1 Mayıs da çalışan işçiler, tatil yapan memurlar!


1 Mayıs uzun yıllardan beri süregelen işçi ve emekçi bayramı olarak kutlanmakta. 1 Mayıs'ta ülkemizde de Emek ve Dayanışma Günü olarak her yıl çeşitli etkinlikler gerçekleştiriliyor. Dünyanın birçok yerinde resmi bir bayram olan 1 Mayıs, 12 Eylül darbesi sonrası resmi tatil olmaktan çıkarılmıştı.

2009 Nisan'ında tekrar Türkiye'de resmi bayram ilan edildi. Peki 1 Mayıs İşçi Bayramı adını ve tarihini nereden almaktadır?

1 Mayıs'ın önemi nedir?

İşçi Bayramına uzanan sürecin ilk adımı 1856 yılında Avustralya'nın Melbourne kentinde taş ve inşaat işçilerinin çalışma saatlerinin azaltılması için başlattığı protestolara kadar dayanıyor.

Ancak bu protestolar tarihte, ABD'nin Chicago kentinde işçilerin 1 Mayıs 1886'dan itibaren iş gününün 8 saat olması için başlattığı mücadelenin, 1889'da Milletlerarası İşçi Kardeşliği Teşkilatı'nın Paris Kongresi'nde "işçilerin ortak bayramı" olarak kabul edilmesine kadar uzanıyor.

Amerikalı işçilerin, 8 saatlik iş gününü kabul ettirmek için mücadelesi 1884'te başladı. Chicago'da, Trade-Unions (İşçi Birliği) Kongresi de 1 Mayıs 1886'dan itibaren normal iş gününün 8 saat olarak belirlenmesini kararlaştırdı.

1 Mayıs 1886'da ABD'nin büyük kentlerinde beş binden fazla grev ilan edildi. Polisle grevciler arasında çıkan çatışmalarda bir işçi öldü, çok sayıda işçi yaralandı. 3 gün süren gösteriler sonrasında sendikacılardan dördü idam, dördü ağır hapis cezasına çarptırıldı.
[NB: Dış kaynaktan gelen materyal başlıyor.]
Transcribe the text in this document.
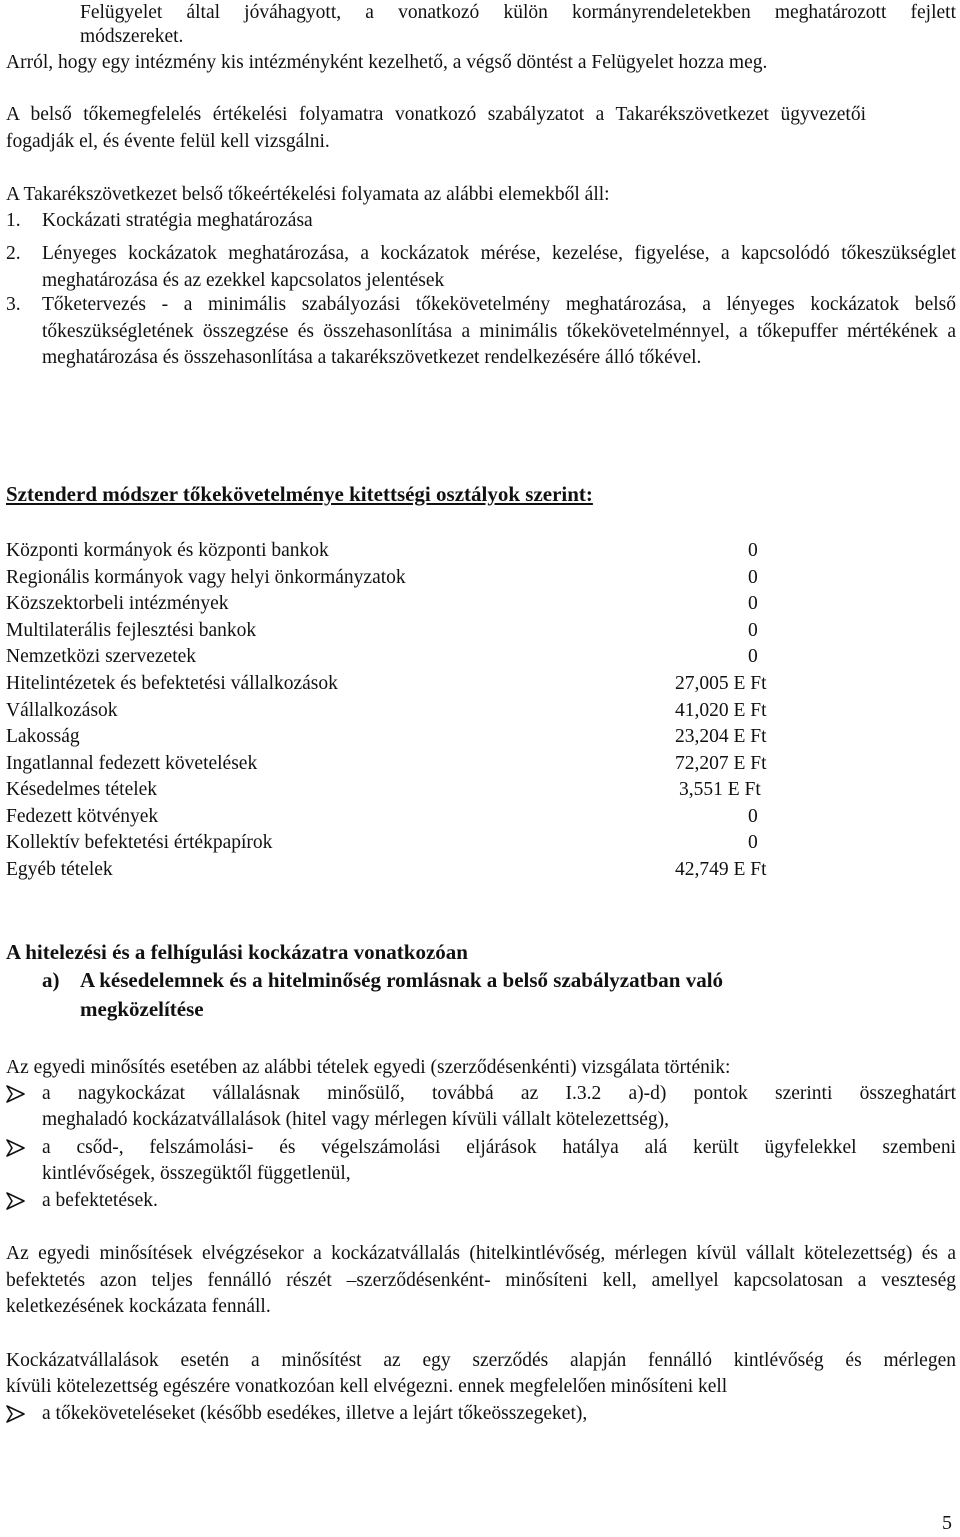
Felügyelet által jóváhagyott, a vonatkozó külön kormányrendeletekben meghatározott fejlett
módszereket.
Arról, hogy egy intézmény kis intézményként kezelhető, a végső döntést a Felügyelet hozza meg.
A belső tőkemegfelelés értékelési folyamatra vonatkozó szabályzatot a Takarékszövetkezet ügyvezetői fogadják el, és évente felül kell vizsgálni.
A Takarékszövetkezet belső tőkeértékelési folyamata az alábbi elemekből áll:
1. Kockázati stratégia meghatározása
2. Lényeges kockázatok meghatározása, a kockázatok mérése, kezelése, figyelése, a kapcsolódó tőkeszükséglet meghatározása és az ezekkel kapcsolatos jelentések
3. Tőketervezés - a minimális szabályozási tőkekövetelmény meghatározása, a lényeges kockázatok belső tőkeszükségletének összegzése és összehasonlítása a minimális tőkekövetelménnyel, a tőkepuffer mértékének a meghatározása és összehasonlítása a takarékszövetkezet rendelkezésére álló tőkével.
Sztenderd módszer tőkekövetelménye kitettségi osztályok szerint:
Központi kormányok és központi bankok	0
Regionális kormányok vagy helyi önkormányzatok	0
Közszektorbeli intézmények	0
Multilaterális fejlesztési bankok	0
Nemzetközi szervezetek	0
Hitelintézetek és befektetési vállalkozások	27,005 E Ft
Vállalkozások	41,020 E Ft
Lakosság	23,204 E Ft
Ingatlannal fedezett követelések	72,207 E Ft
Késedelmes tételek	3,551 E Ft
Fedezett kötvények	0
Kollektív befektetési értékpapírok	0
Egyéb tételek	42,749 E Ft
A hitelezési és a felhígulási kockázatra vonatkozóan
a) A késedelemnek és a hitelminőség romlásnak a belső szabályzatban való
megközelítése
Az egyedi minősítés esetében az alábbi tételek egyedi (szerződésenkénti) vizsgálata történik:
a nagykockázat vállalásnak minősülő, továbbá az I.3.2 a)-d) pontok szerinti összeghatárt
meghaladó kockázatvállalások (hitel vagy mérlegen kívüli vállalt kötelezettség),
a csőd-, felszámolási- és végelszámolási eljárások hatálya alá került ügyfelekkel szembeni
kintlévőségek, összegüktől függetlenül,
a befektetések.
Az egyedi minősítések elvégzésekor a kockázatvállalás (hitelkintlévőség, mérlegen kívül vállalt kötelezettség) és a befektetés azon teljes fennálló részét –szerződésenként- minősíteni kell, amellyel kapcsolatosan a veszteség keletkezésének kockázata fennáll.
Kockázatvállalások esetén a minősítést az egy szerződés alapján fennálló kintlévőség és mérlegen
kívüli kötelezettség egészére vonatkozóan kell elvégezni. ennek megfelelően minősíteni kell
a tőkeköveteléseket (később esedékes, illetve a lejárt tőkeösszegeket),
5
Zamanla 8 saatlik işgünü birçok ülkede resmen kabul edildi. 1 Mayıs böylece işçilerin birlik ve dayanışmasını yansıtan bir bayram niteliğini kazandı. Günümüzde sosyalist ülkelerde (Çin Halk Cumhuriyeti, Kore Demokratik Halk Cumhuriyeti, Vietnam, Laos, Küba, Venezuela, Nepal, Bolivya) ve daha birçok ülkede tatil günü olan 1 Mayıs'ı işçiler büyük kitle gösterileriyle kutlar; bazı ülkelerde 1 Mayıs siyasal bir eylem biçimini de alır.

Ülkemizde de 12 Eylül öncesi 1 Mayıs siyasi eylemlerin, çatışmaların yaşandığı durumlara kadar getirilmişti. 2009 dan itibaren yeniden 1 Mayıs ülkemizde işçi bayramı olarak çeşitli etkinliklerle kutlanmaya başladı.
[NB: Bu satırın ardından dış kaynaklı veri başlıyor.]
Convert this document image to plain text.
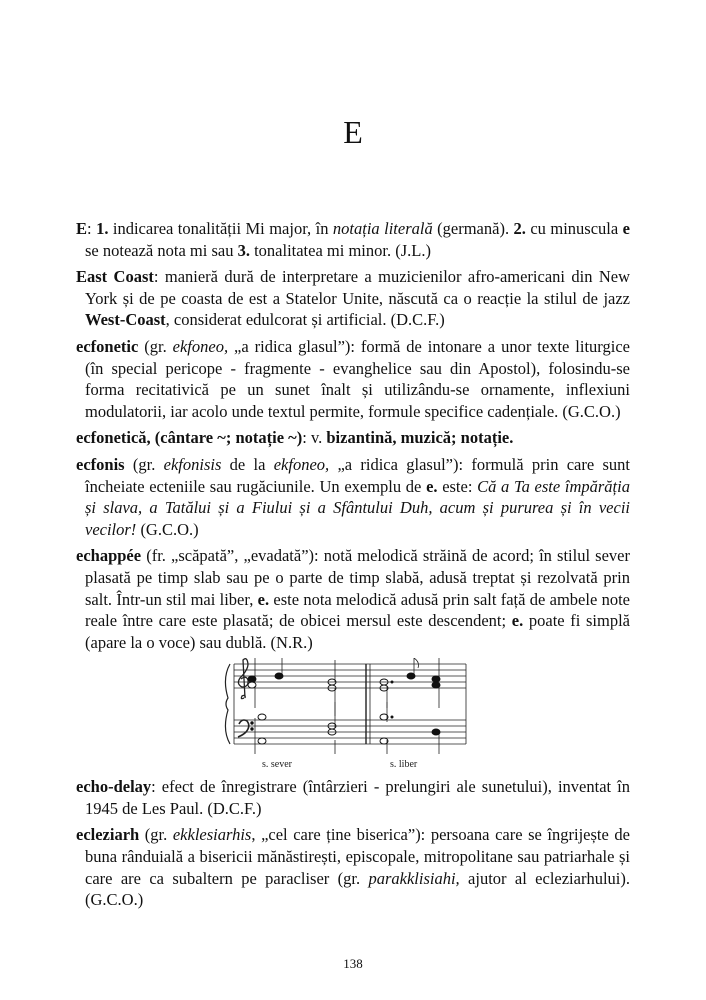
E

E: 1. indicarea tonalității Mi major, în notația literală (germană). 2. cu minuscula e se notează nota mi sau 3. tonalitatea mi minor. (J.L.)

East Coast: manieră dură de interpretare a muzicienilor afro-americani din New York și de pe coasta de est a Statelor Unite, născută ca o reacție la stilul de jazz West-Coast, considerat edulcorat și artificial. (D.C.F.)

ecfonetic (gr. ekfoneo, „a ridica glasul”): formă de intonare a unor texte liturgice (în special pericope - fragmente - evanghelice sau din Apostol), folosindu-se forma recitativică pe un sunet înalt și utilizându-se ornamente, inflexiuni modulatorii, iar acolo unde textul permite, formule specifice cadențiale. (G.C.O.)

ecfonetică, (cântare ~; notație ~): v. bizantină, muzică; notație.

ecfonis (gr. ekfonisis de la ekfoneo, „a ridica glasul”): formulă prin care sunt încheiate ecteniile sau rugăciunile. Un exemplu de e. este: Că a Ta este împărăția și slava, a Tatălui și a Fiului și a Sfântului Duh, acum și pururea și în vecii vecilor! (G.C.O.)

echappée (fr. „scăpată”, „evadată”): notă melodică străină de acord; în stilul sever plasată pe timp slab sau pe o parte de timp slabă, adusă treptat și rezolvată prin salt. Într-un stil mai liber, e. este nota melodică adusă prin salt față de ambele note reale între care este plasată; de obicei mersul este descendent; e. poate fi simplă (apare la o voce) sau dublă. (N.R.)

s. sever	s. liber

echo-delay: efect de înregistrare (întârzieri - prelungiri ale sunetului), inventat în 1945 de Les Paul. (D.C.F.)

ecleziarh (gr. ekklesiarhis, „cel care ține biserica”): persoana care se îngrijește de buna rânduială a bisericii mănăstirești, episcopale, mitropolitane sau patriarhale și care are ca subaltern pe paracliser (gr. parakklisiahi, ajutor al ecleziarhului). (G.C.O.)

138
Aslında bugün işten çıkarılan işçilerin, işverenleri ve hükümeti protesto ettiği, işsizliğin hangi durumlara geldiğinin tartışıldığı, işsizliğe çözüm aramak için yapılan çalışmaların, raporların açıklandığı bir gün olabilirdi. Fakat ne yazık ki işçi bayramı olmanın ötesinde işsizliğin yoğun olarak yaşandığı bir işçi bayramı günü geçiriyoruz. Haksızlıklara, mobing uygulamalarına, uzun çalışma saatlerine karşı gelebilecek bir işçi kesimi de maalesef göremiyoruz. Çünkü, gelinen noktada üniversite mezunu binlerce genç artık ne iş olursa yaparım konumuna geldiler. Her yıl üniversitelerden, meslek okullarından mezun olan gençlerin sayısı artmaya devam ediyor ve edecek de görünüyor. O nedenle 1 Mayıs işçi bayramı olmanın ötesinde hakları arayabilmenin, sorgulayabilmenin de günü olmalıdır.

Umalım ki gençlerimiz için yeni yatırım alanlarıyla çalışmanın kapıları aralansın ve haklarını sonuna kadar elde ettikleri, alın terlerinin karşılığını buldukları 1 Mayıs’lar olsun….

1 Mayıs'ta  çoğu işçi mesai harcarken, adı işçi olan bayram da memurların tatil yapması da ayrı bir garabet değil mi?